Hello,
For my serverless app, I use a custom authorizer which will get the auth token from the cognito user pool. In my custom authorizer lambda function, i return the custom IAM policy based on the cognito user pool group data. So the output of my customAuthorizer is basically an IAM policy like below
const policy = {};
policy.principalId = this.principalId;
const doc = {};
doc.Version = this.version;
doc.Statement = [];
doc.Statement = doc.Statement.concat(getStatementsForEffect.call(this, 'Allow', this.allowMethods));
doc.Statement = doc.Statement.concat(getStatementsForEffect.call(this, 'Deny', this.denyMethods));
policy.policyDocument = doc;
policy.context = {
username: this.payload['cognito:username'],
isAdmin: this.payload.isAdmin
};
return policy;
Everything works great related to authentication & authorization, but when i tried to access the additional “context” variables (username, isAdmin) from my backend lambda function, those variables are not available.
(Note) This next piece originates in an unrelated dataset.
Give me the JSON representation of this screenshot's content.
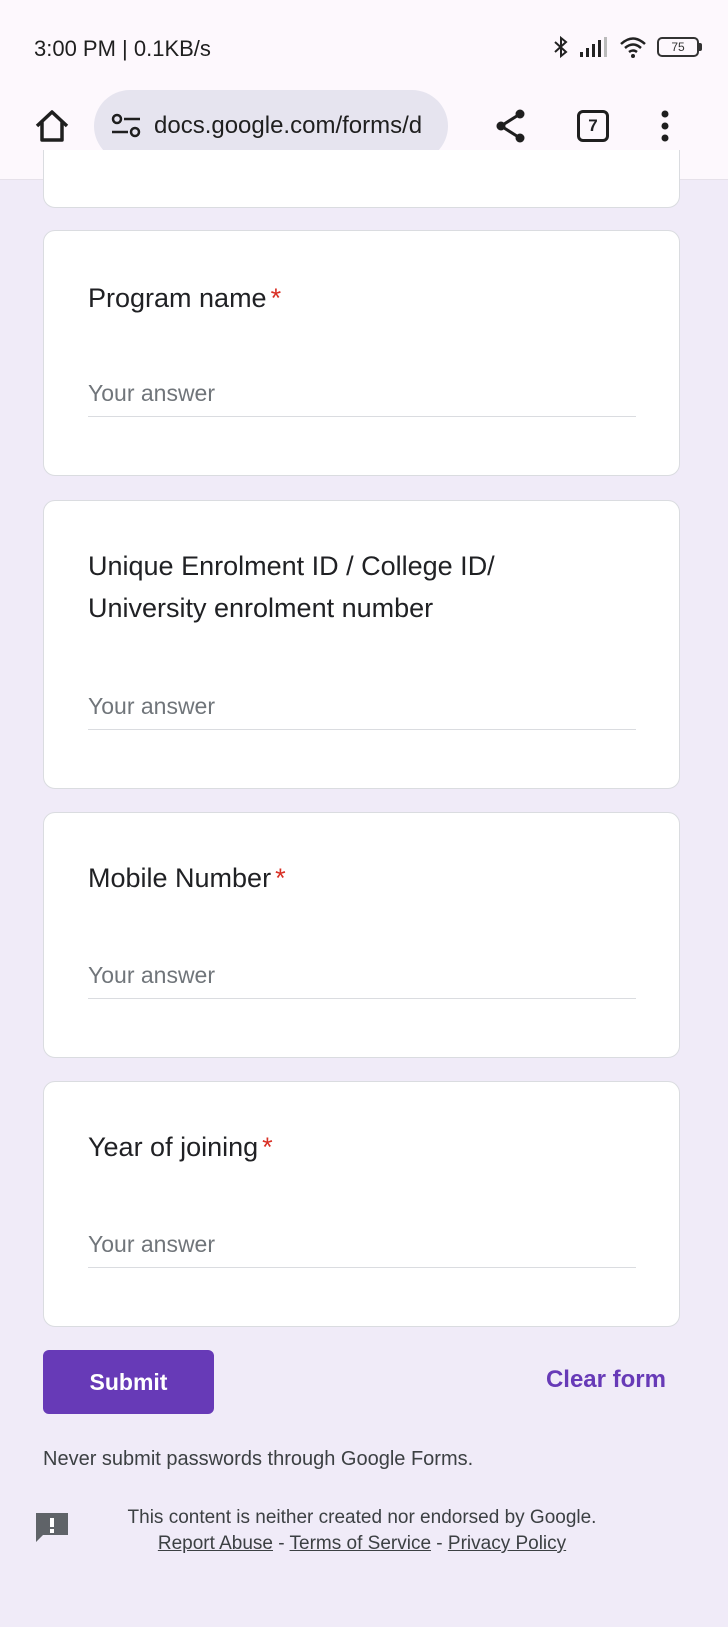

I checked both “event” and “context” arguments from my backend lambda function, but they doesnt have these “context” variables. When i inspect the “event” from my backend lambda function, i see something like below
{ body: {},
method: 'GET',
principalId: '34ae00df-4f19-48a4-b137-8ee3b41c0303',
stage: 'dev',
cognitoPoolClaims: { sub: '' },
headers:
{ Accept: '*/*',
'Accept-Encoding': 'gzip, deflate, sdch, br',
'Accept-Language': 'en-US,en;q=0.8',
Authorization: '<MY_AUTH_TOKEN>',
'CloudFront-Forwarded-Proto': 'https',
'CloudFront-Is-Desktop-Viewer': 'true',
'CloudFront-Is-Mobile-Viewer': 'false',
'CloudFront-Is-SmartTV-Viewer': 'false',
'CloudFront-Is-Tablet-Viewer': 'false',
'CloudFront-Viewer-Country': 'US',
'content-type': 'application/json',
Host: 'myapp.execute-api.us-east-1.amazonaws.com',
origin: 'http://localhost:3000',
Referer: 'http://localhost:3000/todos/37bfd6a0-2240-11e7-bac9-e37e910630c1',
'User-Agent': 'Mozilla/5.0 (Macintosh; Intel Mac OS X 10_12_3) AppleWebKit/537.36 (KHTML, like Gecko) Chrome/57.0.2987.133 Safari/537.36',
Via: '2.0 1267c3svv42d489e3cv11.cloudfront.net (CloudFront)',
'X-Amz-Cf-Id': 'bdkshbgoqihnmasdnbSHad-JHDJFFJDjhdfdajfad==',
'X-Amzn-Trace-Id': 'Root=1-78e42hds-254878njsdf9842572',
'X-Forwarded-For': '<SOME_IP>',
'X-Forwarded-Port': '443',
'X-Forwarded-Proto': 'https' },
query: {},
path: { id: '37bfd6a0-2240-11e7-bac9-e37e910630c1' },
identity:
{ cognitoIdentityPoolId: '',
accountId: '',
cognitoIdentityId: '',
caller: '',
apiKey: '',
sourceIp: '<SOURCE_IP>',
accessKey: '',
cognitoAuthenticationType: '',
cognitoAuthenticationProvider: '',
userArn: '',
userAgent: 'Mozilla/5.0 (Macintosh; Intel Mac OS X 10_12_3) AppleWebKit/537.36 (KHTML, like Gecko) Chrome/57.0.2987.133 Safari/537.36',
user: '' },
stageVariables: {} }
I have the below function settings in my serverless.yml file.
functions:
customAuthorize:
handler: todos/authorizer.Custom
get:
handler: todos/get.get
events:
- http:
path: todos/{id}
method: get
cors: true
integration: lambda
authorizer: customAuthorize
So my question is how to access these context entries (username, isAdmin) inside my backend lambda function after a successful authorization process?